Duke University Motorsports is a student group that designs and builds open wheel, single seat race cars to compete in the Formula SAE competition sponsored by the Society of Automotive Engineers. The team consists of Duke students from both Pratt and Trinity, in all classes. The purpose of the team is to provide students with a way to gain practical design and manufacturing experience in a fun and challenging setting.

Sunday, January 8, 2012

Electronics Stuff

Some exciting new things with electrics this year: first, we're getting a new ECU (Performance Electronics PE3).  Second, we're doing active aero, and so the controller for that has to be designed.  John (our main electrics guy) and I have been speccing the electrics over break, and we've come up with a number of project we'll be pursuing.
EGT amplifier board, designed in Altium

Because this ECU is much more capable and has the capability for datalogging real-time over wifi, we'll be putting most of the car's sensors through the ECU and pushing them to the DAQ via the CAN bus.  This allows us to have both the DAQ's capabilities and still view the data real-time for diagnostics.

Second, we'll have a fan controller also controlled by the ECU.  The ECU can output a PWM signal, which we'll use to drive the fan via a custom motor controller.  In addition, we'll be putting together a custom thermocouple amplifier for the EGT sensors in order to interface with the ECU.

EGT amplifier case (delrin)

The reason for so many custom electronics is 1) waterproofing, 2) it's actually cheaper for us to do this ourselves, 3) better packaging (commercially, $100 bucks for a 4 channel EGT amplifier and it's quite large - ours is about 1.25"x.75"x.5"), and 4) because we can with minimal time and money investment.

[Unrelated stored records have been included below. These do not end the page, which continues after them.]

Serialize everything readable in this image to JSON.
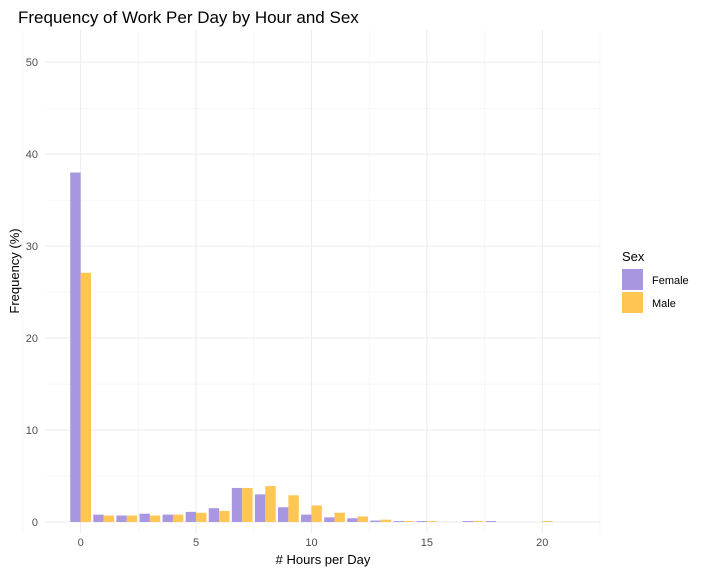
{
  "chart_data": {
    "type": "bar",
    "title": "Frequency of Work Per Day by Hour and Sex",
    "xlabel": "# Hours per Day",
    "ylabel": "Frequency (%)",
    "x": [
      0,
      1,
      2,
      3,
      4,
      5,
      6,
      7,
      8,
      9,
      10,
      11,
      12,
      13,
      14,
      15,
      16,
      17,
      18,
      19,
      20
    ],
    "xlim": [
      -1.5,
      22.5
    ],
    "ylim": [
      -1.2,
      53.5
    ],
    "x_ticks": [
      0,
      5,
      10,
      15,
      20
    ],
    "y_ticks": [
      0,
      10,
      20,
      30,
      40,
      50
    ],
    "grid": true,
    "legend": {
      "title": "Sex",
      "position": "right"
    },
    "series": [
      {
        "name": "Female",
        "color": "#a897e0",
        "values": [
          38.0,
          0.8,
          0.7,
          0.9,
          0.8,
          1.1,
          1.5,
          3.7,
          3.0,
          1.6,
          0.8,
          0.5,
          0.4,
          0.15,
          0.1,
          0.1,
          0.0,
          0.1,
          0.1,
          0.0,
          0.0
        ]
      },
      {
        "name": "Male",
        "color": "#ffc653",
        "values": [
          27.1,
          0.7,
          0.7,
          0.7,
          0.8,
          1.0,
          1.2,
          3.7,
          3.9,
          2.9,
          1.8,
          1.0,
          0.6,
          0.25,
          0.1,
          0.1,
          0.0,
          0.1,
          0.0,
          0.0,
          0.1
        ]
      }
    ]
  }
}
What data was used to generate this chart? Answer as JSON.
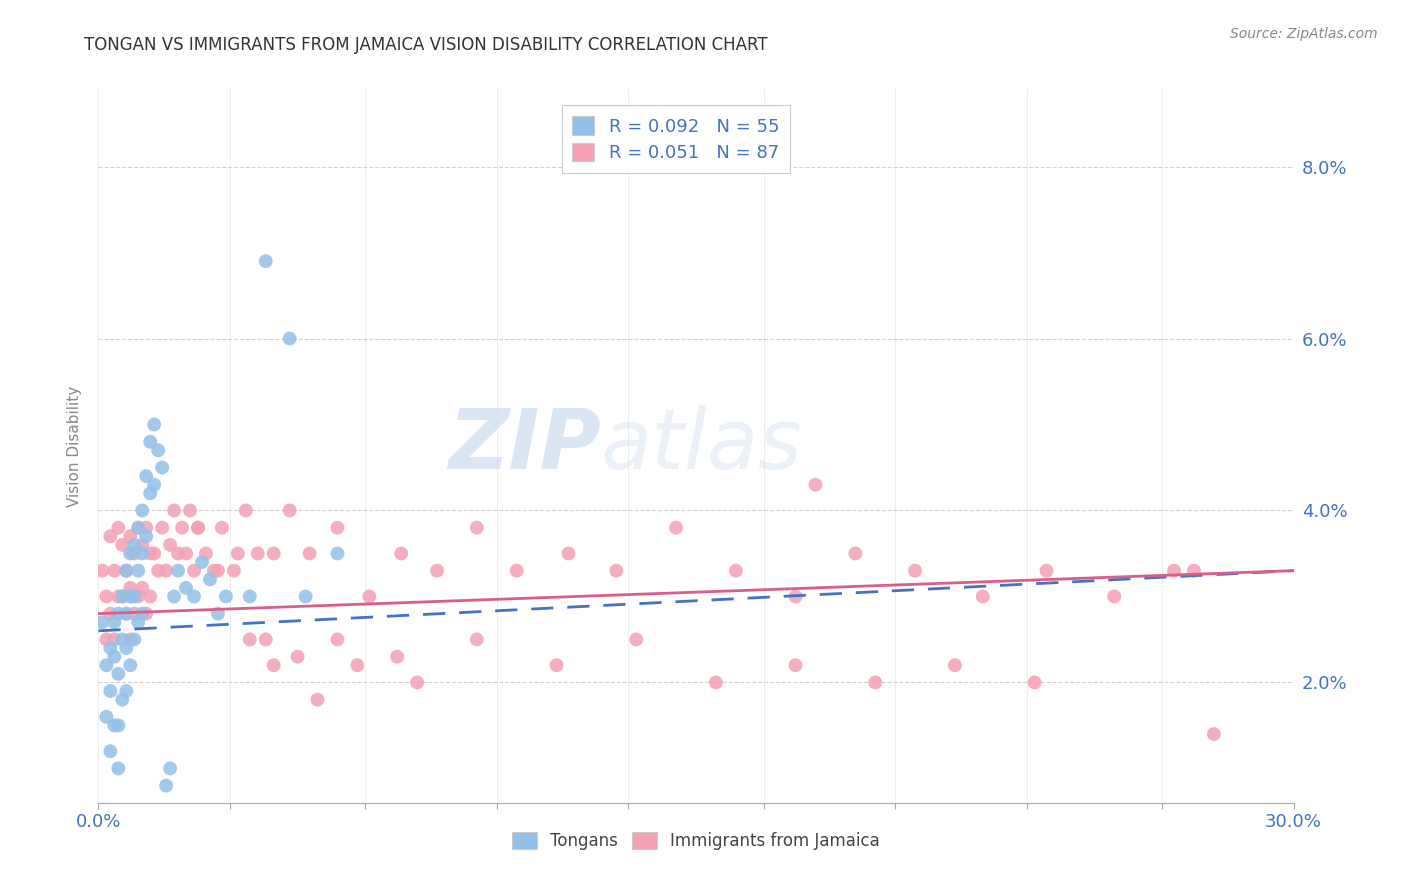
{
  "title": "TONGAN VS IMMIGRANTS FROM JAMAICA VISION DISABILITY CORRELATION CHART",
  "source": "Source: ZipAtlas.com",
  "ylabel": "Vision Disability",
  "xlim": [
    0.0,
    0.3
  ],
  "ylim": [
    0.006,
    0.089
  ],
  "ytick_labels": [
    "2.0%",
    "4.0%",
    "6.0%",
    "8.0%"
  ],
  "ytick_vals": [
    0.02,
    0.04,
    0.06,
    0.08
  ],
  "xtick_vals": [
    0.0,
    0.033,
    0.067,
    0.1,
    0.133,
    0.167,
    0.2,
    0.233,
    0.267,
    0.3
  ],
  "legend_r1": "R = 0.092   N = 55",
  "legend_r2": "R = 0.051   N = 87",
  "color_blue": "#92C0E8",
  "color_pink": "#F4A0B5",
  "color_text_blue": "#4472C4",
  "color_text_pink": "#D95F8A",
  "watermark_zip": "ZIP",
  "watermark_atlas": "atlas",
  "tongans_x": [
    0.001,
    0.002,
    0.002,
    0.003,
    0.003,
    0.003,
    0.004,
    0.004,
    0.004,
    0.005,
    0.005,
    0.005,
    0.005,
    0.006,
    0.006,
    0.006,
    0.007,
    0.007,
    0.007,
    0.007,
    0.008,
    0.008,
    0.008,
    0.009,
    0.009,
    0.009,
    0.01,
    0.01,
    0.01,
    0.011,
    0.011,
    0.011,
    0.012,
    0.012,
    0.013,
    0.013,
    0.014,
    0.014,
    0.015,
    0.016,
    0.017,
    0.018,
    0.019,
    0.02,
    0.022,
    0.024,
    0.026,
    0.028,
    0.03,
    0.032,
    0.038,
    0.042,
    0.048,
    0.052,
    0.06
  ],
  "tongans_y": [
    0.027,
    0.022,
    0.016,
    0.024,
    0.019,
    0.012,
    0.027,
    0.023,
    0.015,
    0.028,
    0.021,
    0.015,
    0.01,
    0.03,
    0.025,
    0.018,
    0.033,
    0.028,
    0.024,
    0.019,
    0.035,
    0.03,
    0.022,
    0.036,
    0.03,
    0.025,
    0.038,
    0.033,
    0.027,
    0.04,
    0.035,
    0.028,
    0.044,
    0.037,
    0.048,
    0.042,
    0.05,
    0.043,
    0.047,
    0.045,
    0.008,
    0.01,
    0.03,
    0.033,
    0.031,
    0.03,
    0.034,
    0.032,
    0.028,
    0.03,
    0.03,
    0.069,
    0.06,
    0.03,
    0.035
  ],
  "jamaica_x": [
    0.001,
    0.002,
    0.002,
    0.003,
    0.003,
    0.004,
    0.004,
    0.005,
    0.005,
    0.006,
    0.006,
    0.007,
    0.007,
    0.008,
    0.008,
    0.008,
    0.009,
    0.009,
    0.01,
    0.01,
    0.011,
    0.011,
    0.012,
    0.012,
    0.013,
    0.013,
    0.014,
    0.015,
    0.016,
    0.017,
    0.018,
    0.019,
    0.02,
    0.021,
    0.022,
    0.023,
    0.024,
    0.025,
    0.027,
    0.029,
    0.031,
    0.034,
    0.037,
    0.04,
    0.044,
    0.048,
    0.053,
    0.06,
    0.068,
    0.076,
    0.085,
    0.095,
    0.105,
    0.118,
    0.13,
    0.145,
    0.16,
    0.175,
    0.19,
    0.205,
    0.222,
    0.238,
    0.255,
    0.27,
    0.06,
    0.075,
    0.095,
    0.115,
    0.135,
    0.155,
    0.175,
    0.195,
    0.215,
    0.235,
    0.18,
    0.035,
    0.042,
    0.05,
    0.065,
    0.08,
    0.025,
    0.03,
    0.038,
    0.044,
    0.055,
    0.28,
    0.275
  ],
  "jamaica_y": [
    0.033,
    0.03,
    0.025,
    0.037,
    0.028,
    0.033,
    0.025,
    0.038,
    0.03,
    0.036,
    0.03,
    0.033,
    0.028,
    0.037,
    0.031,
    0.025,
    0.035,
    0.028,
    0.038,
    0.03,
    0.036,
    0.031,
    0.038,
    0.028,
    0.035,
    0.03,
    0.035,
    0.033,
    0.038,
    0.033,
    0.036,
    0.04,
    0.035,
    0.038,
    0.035,
    0.04,
    0.033,
    0.038,
    0.035,
    0.033,
    0.038,
    0.033,
    0.04,
    0.035,
    0.035,
    0.04,
    0.035,
    0.038,
    0.03,
    0.035,
    0.033,
    0.038,
    0.033,
    0.035,
    0.033,
    0.038,
    0.033,
    0.03,
    0.035,
    0.033,
    0.03,
    0.033,
    0.03,
    0.033,
    0.025,
    0.023,
    0.025,
    0.022,
    0.025,
    0.02,
    0.022,
    0.02,
    0.022,
    0.02,
    0.043,
    0.035,
    0.025,
    0.023,
    0.022,
    0.02,
    0.038,
    0.033,
    0.025,
    0.022,
    0.018,
    0.014,
    0.033
  ]
}
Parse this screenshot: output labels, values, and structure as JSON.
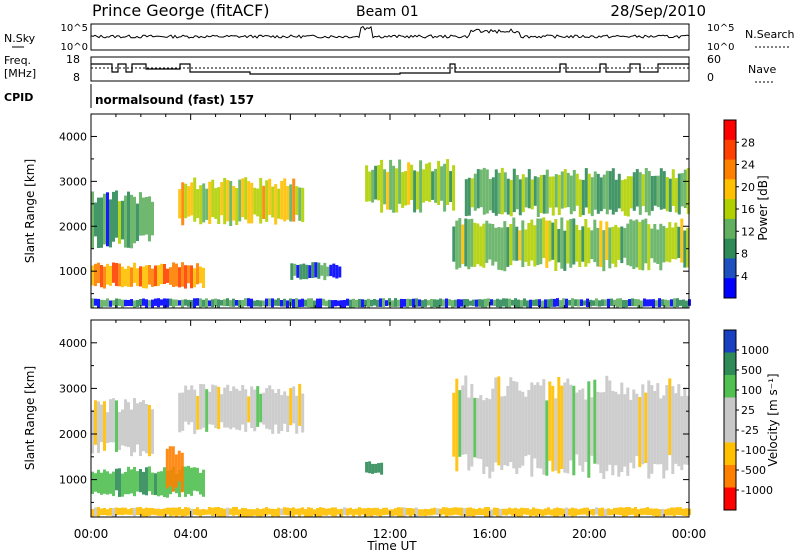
{
  "header": {
    "station": "Prince George (fitACF)",
    "beam": "Beam 01",
    "date": "28/Sep/2010"
  },
  "noise_panel": {
    "left_label": "N.Sky",
    "right_label": "N.Search",
    "left_ticks": [
      "10^5",
      "10^0"
    ],
    "right_ticks": [
      "10^5",
      "10^0"
    ]
  },
  "freq_panel": {
    "left_label_1": "Freq.",
    "left_label_2": "[MHz]",
    "right_label": "Nave",
    "left_ticks": [
      "18",
      "8"
    ],
    "right_ticks": [
      "60",
      "0"
    ]
  },
  "cpid": {
    "label": "CPID",
    "program": "normalsound (fast) 157"
  },
  "chart_data": [
    {
      "type": "heatmap",
      "name": "power",
      "ylabel": "Slant Range [km]",
      "ylim": [
        180,
        4500
      ],
      "y_ticks": [
        1000,
        2000,
        3000,
        4000
      ],
      "colorbar_label": "Power [dB]",
      "colorbar_ticks": [
        "28",
        "24",
        "20",
        "16",
        "12",
        "8",
        "4"
      ],
      "colorbar_colors": [
        "#ff0000",
        "#ff4000",
        "#ff8000",
        "#ffc000",
        "#b0d000",
        "#60b060",
        "#2e8b57",
        "#1e50c0",
        "#0000ff"
      ],
      "regions": [
        {
          "x": [
            0.0,
            4.5
          ],
          "y": [
            600,
            1200
          ],
          "value": 22
        },
        {
          "x": [
            0.0,
            2.5
          ],
          "y": [
            1500,
            2800
          ],
          "value": 8
        },
        {
          "x": [
            3.5,
            8.5
          ],
          "y": [
            2000,
            3100
          ],
          "value": 16
        },
        {
          "x": [
            8.0,
            10.0
          ],
          "y": [
            800,
            1200
          ],
          "value": 6
        },
        {
          "x": [
            14.5,
            24.0
          ],
          "y": [
            1000,
            2200
          ],
          "value": 12
        },
        {
          "x": [
            15.0,
            24.0
          ],
          "y": [
            2200,
            3300
          ],
          "value": 10
        },
        {
          "x": [
            11.0,
            14.5
          ],
          "y": [
            2300,
            3500
          ],
          "value": 12
        },
        {
          "x": [
            0.0,
            24.0
          ],
          "y": [
            180,
            400
          ],
          "value": 6
        }
      ]
    },
    {
      "type": "heatmap",
      "name": "velocity",
      "ylabel": "Slant Range [km]",
      "ylim": [
        180,
        4500
      ],
      "y_ticks": [
        1000,
        2000,
        3000,
        4000
      ],
      "colorbar_label": "Velocity [m s⁻¹]",
      "colorbar_ticks": [
        "1000",
        "500",
        "100",
        "25",
        "-25",
        "-100",
        "-500",
        "-1000"
      ],
      "colorbar_colors": [
        "#1840c0",
        "#2e8b57",
        "#50c050",
        "#c8c8c8",
        "#c8c8c8",
        "#ffc000",
        "#ff8000",
        "#ff0000"
      ],
      "regions": [
        {
          "x": [
            0.0,
            4.5
          ],
          "y": [
            600,
            1300
          ],
          "value": 80
        },
        {
          "x": [
            3.0,
            3.7
          ],
          "y": [
            700,
            1800
          ],
          "value": -300
        },
        {
          "x": [
            0.0,
            2.5
          ],
          "y": [
            1500,
            2800
          ],
          "value": 0
        },
        {
          "x": [
            3.5,
            8.5
          ],
          "y": [
            2000,
            3100
          ],
          "value": 0
        },
        {
          "x": [
            14.5,
            24.0
          ],
          "y": [
            1000,
            3300
          ],
          "value": 0
        },
        {
          "x": [
            11.0,
            11.7
          ],
          "y": [
            1100,
            1400
          ],
          "value": 300
        },
        {
          "x": [
            0.0,
            24.0
          ],
          "y": [
            180,
            400
          ],
          "value": -50
        }
      ]
    }
  ],
  "x_axis": {
    "label": "Time UT",
    "ticks": [
      "00:00",
      "04:00",
      "08:00",
      "12:00",
      "16:00",
      "20:00",
      "00:00"
    ]
  }
}
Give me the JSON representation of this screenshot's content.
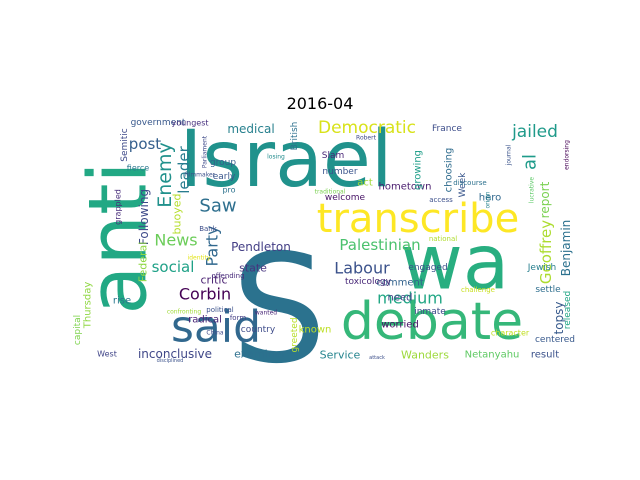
{
  "chart_data": {
    "type": "wordcloud",
    "title": "2016-04",
    "background": "#ffffff",
    "colormap": "viridis",
    "words": [
      {
        "text": "S",
        "color": "#2b728e"
      },
      {
        "text": "Israel",
        "color": "#20928c"
      },
      {
        "text": "anti",
        "color": "#22a884"
      },
      {
        "text": "wa",
        "color": "#28ae80"
      },
      {
        "text": "debate",
        "color": "#35b779"
      },
      {
        "text": "said",
        "color": "#31688e"
      },
      {
        "text": "transcribe",
        "color": "#fde725"
      },
      {
        "text": "Democratic",
        "color": "#d8e219"
      },
      {
        "text": "jailed",
        "color": "#1f9a8a"
      },
      {
        "text": "Palestinian",
        "color": "#4ac16d"
      },
      {
        "text": "Enemy",
        "color": "#21918c"
      },
      {
        "text": "Saw",
        "color": "#2e6f8e"
      },
      {
        "text": "News",
        "color": "#6ccd5a"
      },
      {
        "text": "Labour",
        "color": "#3b528b"
      },
      {
        "text": "Corbin",
        "color": "#440154"
      },
      {
        "text": "medium",
        "color": "#22a785"
      },
      {
        "text": "social",
        "color": "#1fa187"
      },
      {
        "text": "post",
        "color": "#355f8d"
      },
      {
        "text": "leader",
        "color": "#287c8e"
      },
      {
        "text": "Party",
        "color": "#31688e"
      },
      {
        "text": "al",
        "color": "#1e9b8a"
      },
      {
        "text": "Geoffrey",
        "color": "#addc30"
      },
      {
        "text": "report",
        "color": "#7ad151"
      },
      {
        "text": "topsy",
        "color": "#375a8c"
      },
      {
        "text": "Benjamin",
        "color": "#2c718e"
      },
      {
        "text": "Pendleton",
        "color": "#433e85"
      },
      {
        "text": "medical",
        "color": "#27808e"
      },
      {
        "text": "Following",
        "color": "#3e4a89"
      },
      {
        "text": "buoyed",
        "color": "#b5de2b"
      },
      {
        "text": "critic",
        "color": "#481f70"
      },
      {
        "text": "state",
        "color": "#46337e"
      },
      {
        "text": "Federal",
        "color": "#8fd744"
      },
      {
        "text": "inconclusive",
        "color": "#3f4788"
      },
      {
        "text": "examiner",
        "color": "#2d708e"
      },
      {
        "text": "Service",
        "color": "#25848e"
      },
      {
        "text": "Wanders",
        "color": "#9dd93b"
      },
      {
        "text": "Netanyahu",
        "color": "#5ec962"
      },
      {
        "text": "result",
        "color": "#3b528b"
      },
      {
        "text": "government",
        "color": "#38588c"
      },
      {
        "text": "Semitic",
        "color": "#3e4989"
      },
      {
        "text": "fierce",
        "color": "#2a788e"
      },
      {
        "text": "grappled",
        "color": "#472c7a"
      },
      {
        "text": "youngest",
        "color": "#46307e"
      },
      {
        "text": "group",
        "color": "#355f8d"
      },
      {
        "text": "early",
        "color": "#39568c"
      },
      {
        "text": "pro",
        "color": "#2c728e"
      },
      {
        "text": "British",
        "color": "#2d708e"
      },
      {
        "text": "Slam",
        "color": "#482576"
      },
      {
        "text": "number",
        "color": "#3a548c"
      },
      {
        "text": "act",
        "color": "#a2da37"
      },
      {
        "text": "welcome",
        "color": "#471365"
      },
      {
        "text": "hometown",
        "color": "#481b6d"
      },
      {
        "text": "comment",
        "color": "#33638d"
      },
      {
        "text": "need",
        "color": "#414487"
      },
      {
        "text": "inmate",
        "color": "#3e4a89"
      },
      {
        "text": "toxicology",
        "color": "#482878"
      },
      {
        "text": "growing",
        "color": "#1f9e89"
      },
      {
        "text": "choosing",
        "color": "#2f6c8e"
      },
      {
        "text": "France",
        "color": "#3d4d8a"
      },
      {
        "text": "Week",
        "color": "#39568c"
      },
      {
        "text": "hero",
        "color": "#31688e"
      },
      {
        "text": "engaged",
        "color": "#3b528b"
      },
      {
        "text": "worried",
        "color": "#481467"
      },
      {
        "text": "known",
        "color": "#bddf26"
      },
      {
        "text": "greeted",
        "color": "#b8de29"
      },
      {
        "text": "country",
        "color": "#3e4c8a"
      },
      {
        "text": "radical",
        "color": "#482475"
      },
      {
        "text": "Thursday",
        "color": "#90d743"
      },
      {
        "text": "capital",
        "color": "#7fd34e"
      },
      {
        "text": "rise",
        "color": "#2a778e"
      },
      {
        "text": "West",
        "color": "#404588"
      },
      {
        "text": "Jewish",
        "color": "#277f8e"
      },
      {
        "text": "settle",
        "color": "#2e6e8e"
      },
      {
        "text": "released",
        "color": "#21a685"
      },
      {
        "text": "centered",
        "color": "#38598c"
      },
      {
        "text": "character",
        "color": "#c2df23"
      },
      {
        "text": "discourse",
        "color": "#2d718e"
      },
      {
        "text": "access",
        "color": "#3c508b"
      },
      {
        "text": "traditional",
        "color": "#7ad151"
      },
      {
        "text": "Bank",
        "color": "#3d4e8a"
      },
      {
        "text": "offending",
        "color": "#472a7a"
      },
      {
        "text": "political",
        "color": "#3b518b"
      },
      {
        "text": "form",
        "color": "#433d84"
      },
      {
        "text": "national",
        "color": "#b0dd2f"
      },
      {
        "text": "challenge",
        "color": "#c8e020"
      },
      {
        "text": "origin",
        "color": "#26828e"
      },
      {
        "text": "journal",
        "color": "#3a538b"
      },
      {
        "text": "lucrative",
        "color": "#5ac864"
      },
      {
        "text": "endorsing",
        "color": "#440154"
      },
      {
        "text": "filmmaker",
        "color": "#3b518b"
      },
      {
        "text": "confronting",
        "color": "#a0da39"
      },
      {
        "text": "identity",
        "color": "#e2e418"
      },
      {
        "text": "China",
        "color": "#3e4989"
      },
      {
        "text": "losing",
        "color": "#228c8d"
      },
      {
        "text": "Robert",
        "color": "#3f4889"
      },
      {
        "text": "Parliament",
        "color": "#3e4a89"
      },
      {
        "text": "wanted",
        "color": "#482576"
      },
      {
        "text": "attack",
        "color": "#3c4f8a"
      },
      {
        "text": "disciplined",
        "color": "#3b528b"
      }
    ]
  }
}
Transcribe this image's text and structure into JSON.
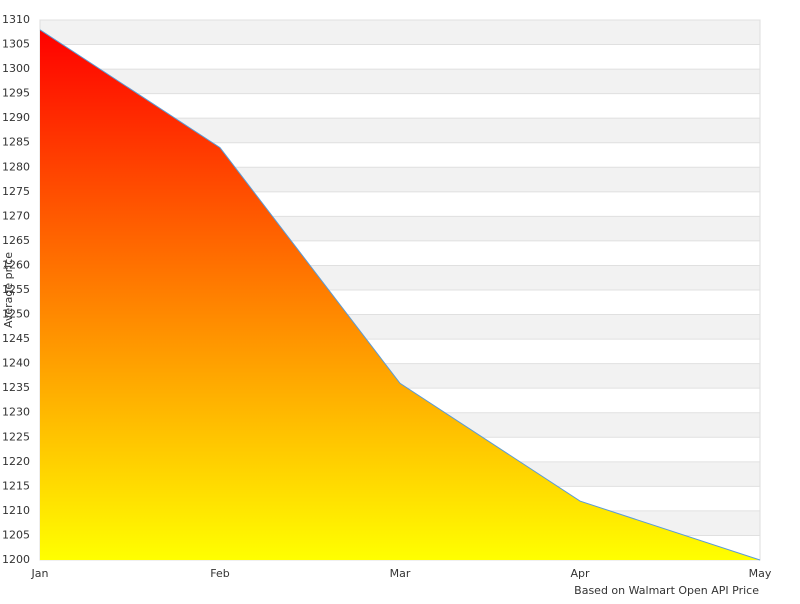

The aero controller is powered by an arduino (mainly because of ease of development/familiarity), and will drive a motor controller with built in feedback (Pololu jrk12v12).  We've put together a schematic for the system already, and all the parts have been ordered so that we can start prototyping.  Hopefully soon we'll have enough tested such that we can get a PCB ordered in the next couple of weeks.